Wakil Menteri Hukum (Wamenkum) Edward Omar Sharif Hiariej atau Eddy Hiariej memprediksi akan ada 14 gugatan terhadap Kitab Undang-Undang Hukum Pidana (KUHP) baru yang diajukan ke Mahkamah Konstitusi (MK). Prediksi ini disampaikan Eddy Hiariej dalam rapat kerja dengan Komisi XIII DPR di kompleks parlemen, Senayan, Jakarta, pada Senin (19/1/2026).
Prediksi Gugatan KUHP Baru
Hingga saat ini, tercatat baru ada 6 gugatan yang masuk ke MK terkait KUHP baru. Selain itu, terdapat pula 2 gugatan terhadap Kitab Undang-Undang Hukum Acara Pidana (KUHAP). Eddy Hiariej menilai jumlah tersebut masih jauh dari prediksi yang telah disiapkan oleh Kementerian Hukum dan Hak Asasi Manusia (Kemenkumham).
“Delapan uji materi, dua terhadap KUHAP, enam terhadap KUHP. Mengenai enam terhadap KUHP ini masih kurang, karena prediksi kita empat belas. Bukan enam, empat belas justru,” ujar Eddy Hiariej.
Isu Krusial Menjadi Pemicu Gugatan
Prediksi 14 gugatan KUHP baru tersebut didasarkan pada sejumlah isu krusial yang diyakini akan menjadi pokok pengujian di MK. Kemenkumham telah mengantisipasi hal-hal tersebut.
“14 itu adalah pending issue krusial waktu itu, yang kami yakin pasti akan diuji. Jadi kami yakin pasti akan diuji. Jadi kalau menurut kami baru enam masih kurang, masih kurang delapan lagi,” jelasnya.
Pasal yang Diuji
Eddy Hiariej merinci beberapa pasal yang diprediksi akan diuji, di antaranya adalah pasal-pasal yang berkaitan dengan demonstrasi dan penghinaan terhadap lembaga negara. Untuk KUHAP, terdapat dua poin utama yang menjadi fokus pengujian.

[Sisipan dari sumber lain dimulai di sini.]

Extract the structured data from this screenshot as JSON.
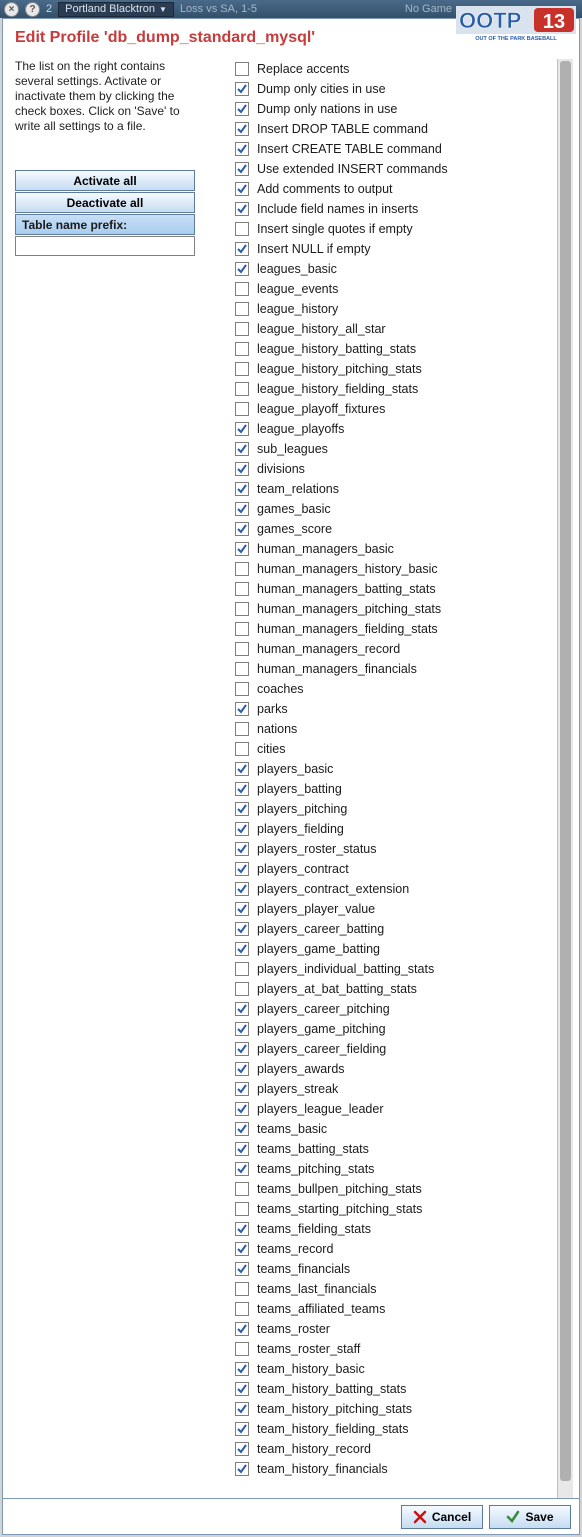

“Kami sudah lihat bahwa memang yang diuji itu seperti pasal soal demonstrasi, soal pidana mati, soal penghinaan terhadap lembaga negara, itu sudah semua kami prediksikan akan diuji,” ungkap Eddy.
“Dan hanya ada dua pasal mengenai KUHAP yang diuji yaitu mengenai penyelidikan dan mengenai hubungan koordinasi antara penyidik dan penuntut umum,” tambahnya.